Tuesday, April 26, 2011

Ms. Red

Since my last post was so sad I thought I'd post something on a happier note. My 11 year old cat, Red has been getting decidedly brave lately. She was a tiny kitten we rescued from a neighbor's back yard and has NEVER wanted to go back outside again. Last year we moved out of town a short ways and onto a lot with two acres. I guess she has decided that she likes it. She now follows us out of the garage and into the driveway, where she flops down and begins to knead the air. She is rapidly becoming an outside convert. :)



Sunday, April 17, 2011

A Life Well Lived

I haven't posted anything in a while due to the turmoil of the last week. My dear mother-in-law passed away after 4 months of trying to recover from a difficult surgery in December. Although, we will miss her beyond what words can say, we are content in the knowledge that she is at peace and we WILL one day see her again, in Christ. Below is the eulogy that my husband wrote for his mother. A truly beautiful person inside and out.




On December 10th of 2010 my mother walked bravely into the Oklahoma Heart Hospital to have her heart’s mitral valve replaced. Four months later -- almost to the day -- a helicopter returned her to that same hospital just hours before she went to be with the Lord.


During the past four months she faced a life she never imagined could result from the operation she had chosen to undergo. Unable to walk, she spent weeks in rehab attempting to build up enough strength to get back on her feet. But constant infections, an inability to eat, and a gradually weakening heart left her unable to make any real progress, in spite of her determination to recover.
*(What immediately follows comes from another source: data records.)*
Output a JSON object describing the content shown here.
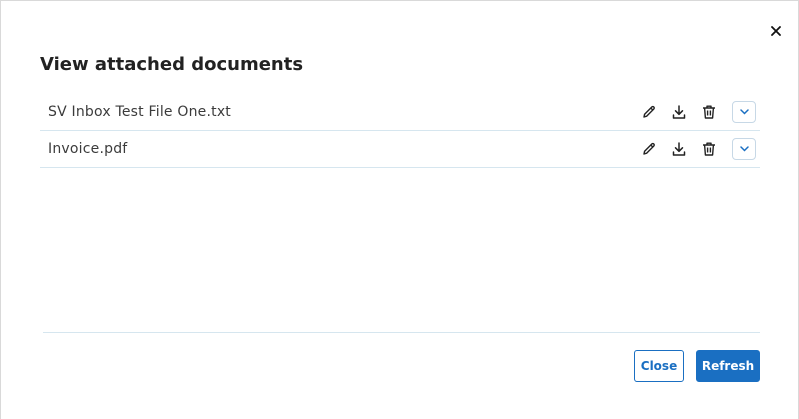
{
  "dialog": {
    "title": "View attached documents",
    "close_icon": "close-icon"
  },
  "documents": [
    {
      "name": "SV Inbox Test File One.txt"
    },
    {
      "name": "Invoice.pdf"
    }
  ],
  "row_action_icons": [
    "edit-icon",
    "download-icon",
    "delete-icon",
    "chevron-down-icon"
  ],
  "footer": {
    "close_label": "Close",
    "refresh_label": "Refresh"
  },
  "colors": {
    "accent": "#1a6fc2",
    "divider": "#d6e6ef",
    "text": "#3b3b3b",
    "title": "#222222"
  }
}
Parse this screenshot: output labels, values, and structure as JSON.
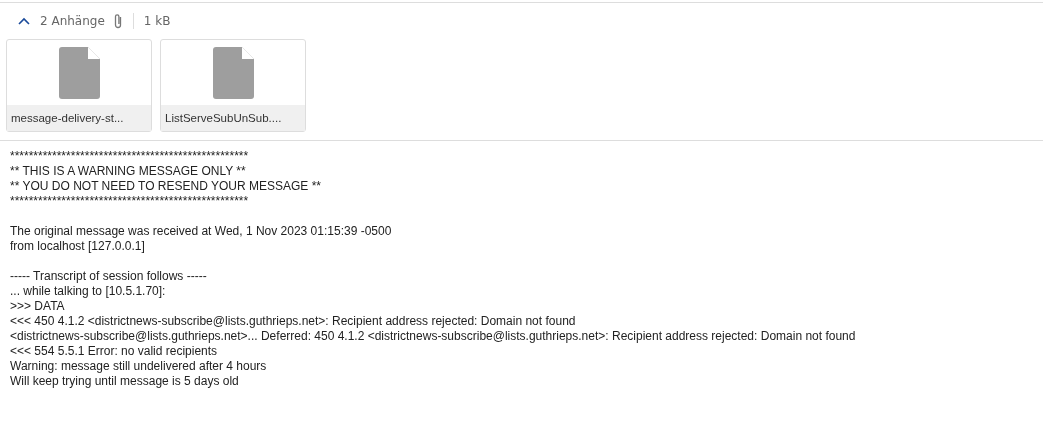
{
  "attachments": {
    "expanded": true,
    "count_label": "2 Anhänge",
    "size": "1 kB",
    "files": [
      {
        "name": "message-delivery-st..."
      },
      {
        "name": "ListServeSubUnSub...."
      }
    ]
  },
  "body": {
    "paragraphs": [
      [
        "***************************************************",
        "** THIS IS A WARNING MESSAGE ONLY **",
        "** YOU DO NOT NEED TO RESEND YOUR MESSAGE **",
        "***************************************************"
      ],
      [
        "The original message was received at Wed, 1 Nov 2023 01:15:39 -0500",
        "from localhost [127.0.0.1]"
      ],
      [
        "----- Transcript of session follows -----",
        "... while talking to [10.5.1.70]:",
        ">>> DATA",
        "<<< 450 4.1.2 <districtnews-subscribe@lists.guthrieps.net>: Recipient address rejected: Domain not found",
        "<districtnews-subscribe@lists.guthrieps.net>... Deferred: 450 4.1.2 <districtnews-subscribe@lists.guthrieps.net>: Recipient address rejected: Domain not found",
        "<<< 554 5.5.1 Error: no valid recipients",
        "Warning: message still undelivered after 4 hours",
        "Will keep trying until message is 5 days old"
      ]
    ]
  }
}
Looking back on all of this now, it’s hard to avoid thinking that she’d still be with us had she decided against the operation. But it would be wrong for us to say that her decision was a mistake. Mom made the wisest choice she could based on the information she was given. As Proverbs 16:33 reminds us, “The dice are thrown, but the Lord determines every outcome.” All we can do is trust the mystery of His perfect, unchanging plan and look forward to the day when He makes all things new.


There’s a lot I could say about mom. She loved the color red with an intensity most people reserve for their favorite football team. She had a life-long love of cats, and fully expected to see all of hers again one day. She had a beautiful singing voice, and spent most Sunday mornings watching the church service from the choir loft. She loved working in the church nursery. She learned sign language just so she could converse with her deaf students. She was almost too generous for her own good. And whenever someone asks me, “Is your mother Paula Rutledge?” I know what their next statement will be. “Oh, I love your Mom. She was my favorite math teacher. I was never able to understand it until she taught me.”


But most of all, she and my father have been an amazing picture of Christian parenting and marriage. They had been best friends since childhood, and they treated each other that way. My sister and I never had to worry that our home would be broken. Our parents understood that love is a promise.


They showed us America, never going on vacation without us. We never heard them worry or argue about money or possessions. When it came to our paths in life, they only cared that we did what was morally right and loved the Lord. When I chose to become an artist, my physicist father and mathematician mother supported me completely. I pray that I can pass on a fraction of their selflessness, stability, and unconditional love to my own family.


So I’ll miss my mom, but I am relieved for her. As I drove her wheelchair out to the garage, helped get her hospital bed out of the living room, and watched dad throw away the leg braces she had been forced to wear, I took comfort in knowing that each of these represented a trial that was now over. She finished the race that was set before her, and now in Christ she has been set free.